De 'Cinématographe Lumière'

een Mythe ?


Het ontstaan van de cinematografie kent twee jaartallen:
in 1888 ontstond de techniek en in 1900 de filmtaal

Door: Tjitte de Vries

Louis (links) en Auguste Lumière

'(......) Algemeen wordt beschouwd als de eerste openbare filmvoorstelling, (de vertoning die werd) georganiseerd door de gebroeders Auguste en Louis Lumière op 28 december 1895 in het Grand Café aan de Boulevard des Capucines te Parijs, om precies te zijn in de Indische Salon in het souterrain, als het begin van de cinema gezien. Hetzelfde programma werd niet lang daarna herhaald in andere wereldsteden, bij voorbeeld vanaf 12 maart 1896 in het pand aan de Kalverstraat 220 te Amsterdam.
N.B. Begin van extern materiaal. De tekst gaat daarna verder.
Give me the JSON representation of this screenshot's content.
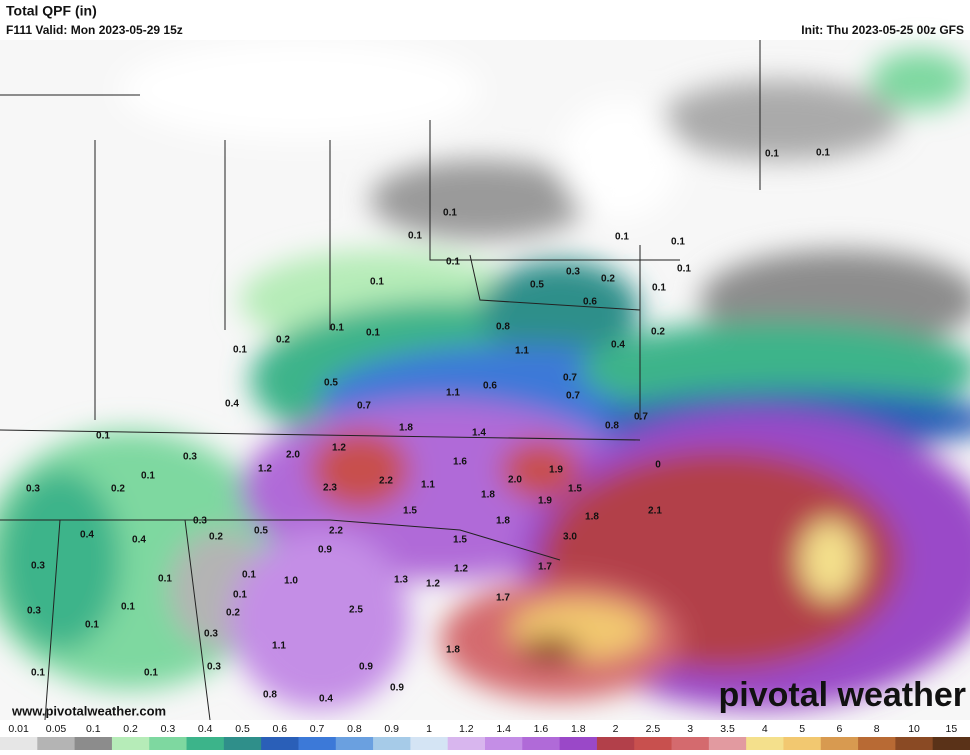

Louis Lumière (1864-1948), uitvinder van de 'Cinématographe', was de regisseur en cameraman van een dozijn uit een enkele statische camera-instelling bestaande films van een minuut of minder uit de periode 1894-95.'

Aldus NRC/Handelsblad in een artikel over de 100-jarige filmgeschiedenis. Wat hier staat, is een 'waarheid' die weinigen zullen betwisten. Maar een bescheiden zoektocht door bestaande literatuur levert veel vraagtekens op bij deze korte tekst. Is het erg dat het ontstaan van de film op deze wijze wordt teruggebracht tot een handzame samenvatting? Is het nodig zo'n bondig stukje geschiedenis te ontmythologiseren?

We stuiten op twee wezenlijke problemen. Hoe kom ik te weten wat er omstreeks 1895 werkelijk is gebeurd? Hoe geloofwaardig zijn filmhistorici met een gevestigde reputatie? Filmgeschiedenis werd hoofdzakelijk bedreven door journalisten en historici die zich bezig hielden met het eindprodukt uit de betrokken bedrijfstak: de films zelf, hun spelers en regisseurs. De geschiedenis van de techniek, fotochemie en economie bleef voor een groot deel buiten hun blikveld. Daarom bestaat er voor hen geen dwingende reden de Lumière-mythe van kanttekeningen te voorzien.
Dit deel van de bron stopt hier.